Vellacott continued to smoke for some moments in silence. He sat with his long legs stretched out in front of him, his back against the rail, and his rough blue jersey wrinkled up so that he could keep one hand in his pocket. The priest turned to look at him with a sudden fear that his motives might be misread. Vellacott interpreted his movement thus, for he spoke at once with a smile on his face.

"I think it is best," he said, "not to think too much about it. From what experience I have had, I have come to the humiliating conclusion that men have very little to do with the formation of their own lives. A ship-captain may sit down and mark his course across the chart with the greatest accuracy, the most profound knowledge of wind and current, and the keenest foresight; but that will have very little effect upon the actual voyage."

"But," argued the priest in a low voice, "is it not better to have an end in view--to have a certain aim, and a method, more or less formed, of attaining it?"

"Most men have that," answered Christian, "but do not know that they have it!"

"_You_ have?"

Christian smoked meditatively. A month ago he would have said "Yes"

without a moment's hesitation.

"And you know it, I think," added the priest slowly. He was perfectly innocent of any desire to extract details of his companion's life from unwilling lips, and Christian knew it. He was convinced that, whatever part Rene Drucquer had attempted to play in the past, he was sincere at that moment, and he divined that the young Jesuit was weakly giving way to a sudden desire to speak to some fellow-being of his own life--to lay aside the strict reserve demanded by the tenets of the Society to which he was irrevocably bound. In his superficial way, Christian Vellacott had studied men as well as letters, and he was not ignorant of the influence exercised over the human mind by such trifling circ.u.mstances as moonshine upon placid water, distant music, the solemn hush of eventide, or the subtle odour of a beloved flower. If Rene Drucquer was on the point of committing a great mistake, he at least would not urge him on towards it, so he smoked in silence, looking practical and unsympathetic.

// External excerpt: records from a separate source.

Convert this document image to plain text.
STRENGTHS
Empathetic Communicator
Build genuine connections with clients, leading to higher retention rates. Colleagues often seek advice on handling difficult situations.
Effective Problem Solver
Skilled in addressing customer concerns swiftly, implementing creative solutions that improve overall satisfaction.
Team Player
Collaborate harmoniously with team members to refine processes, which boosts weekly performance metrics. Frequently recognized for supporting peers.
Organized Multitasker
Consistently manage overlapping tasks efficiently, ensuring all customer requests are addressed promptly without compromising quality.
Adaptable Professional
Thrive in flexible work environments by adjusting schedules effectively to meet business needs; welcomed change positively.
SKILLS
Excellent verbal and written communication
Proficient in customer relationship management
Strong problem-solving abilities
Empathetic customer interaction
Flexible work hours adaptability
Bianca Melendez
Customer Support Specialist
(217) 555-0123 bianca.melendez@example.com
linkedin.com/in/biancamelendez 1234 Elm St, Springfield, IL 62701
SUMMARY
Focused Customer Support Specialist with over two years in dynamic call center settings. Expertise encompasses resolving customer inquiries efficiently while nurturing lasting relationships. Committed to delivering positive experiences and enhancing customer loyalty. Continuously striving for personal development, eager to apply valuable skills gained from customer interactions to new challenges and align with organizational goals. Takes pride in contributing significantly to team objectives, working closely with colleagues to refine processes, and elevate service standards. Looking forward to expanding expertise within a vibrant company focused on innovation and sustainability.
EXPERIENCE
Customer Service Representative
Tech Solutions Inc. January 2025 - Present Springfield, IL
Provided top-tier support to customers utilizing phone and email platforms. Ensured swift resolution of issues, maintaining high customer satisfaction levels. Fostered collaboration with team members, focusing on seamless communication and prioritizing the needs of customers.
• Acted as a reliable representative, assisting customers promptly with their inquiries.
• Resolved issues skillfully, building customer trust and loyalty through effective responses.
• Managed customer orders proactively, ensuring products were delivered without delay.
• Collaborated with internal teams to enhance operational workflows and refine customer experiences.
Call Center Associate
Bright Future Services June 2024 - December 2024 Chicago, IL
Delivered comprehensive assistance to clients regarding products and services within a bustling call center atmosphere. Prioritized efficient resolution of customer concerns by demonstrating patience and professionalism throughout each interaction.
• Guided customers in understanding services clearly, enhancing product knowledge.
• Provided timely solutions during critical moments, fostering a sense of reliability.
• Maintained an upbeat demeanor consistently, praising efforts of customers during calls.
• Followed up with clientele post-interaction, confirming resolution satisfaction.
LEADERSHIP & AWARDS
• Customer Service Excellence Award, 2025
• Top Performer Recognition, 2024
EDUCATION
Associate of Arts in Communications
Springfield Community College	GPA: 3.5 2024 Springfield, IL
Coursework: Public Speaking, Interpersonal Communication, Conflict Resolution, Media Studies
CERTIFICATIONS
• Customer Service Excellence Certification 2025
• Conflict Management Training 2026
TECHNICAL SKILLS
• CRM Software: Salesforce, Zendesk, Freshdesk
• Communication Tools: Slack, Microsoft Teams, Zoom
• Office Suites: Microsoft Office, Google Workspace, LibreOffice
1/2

The priest laughed a little short, deprecating laugh, in which there was no shadow of mirth.

"I have not," he said, rubbing his slim hands together, palm to palm, slowly, "and--I know it."

"It will come," suggested the Englishman, after a pause.

The priest shook his head with a little smile, which was infinitely sadder than tears. His cold silence was worse than an outburst of grief; it was like the keen frost that comes before snow, harder to bear than the snow itself. Presently he moved slightly towards his companion so that their arms were touching, and in his soft modulated voice, trained to conceal emotion, he told his story.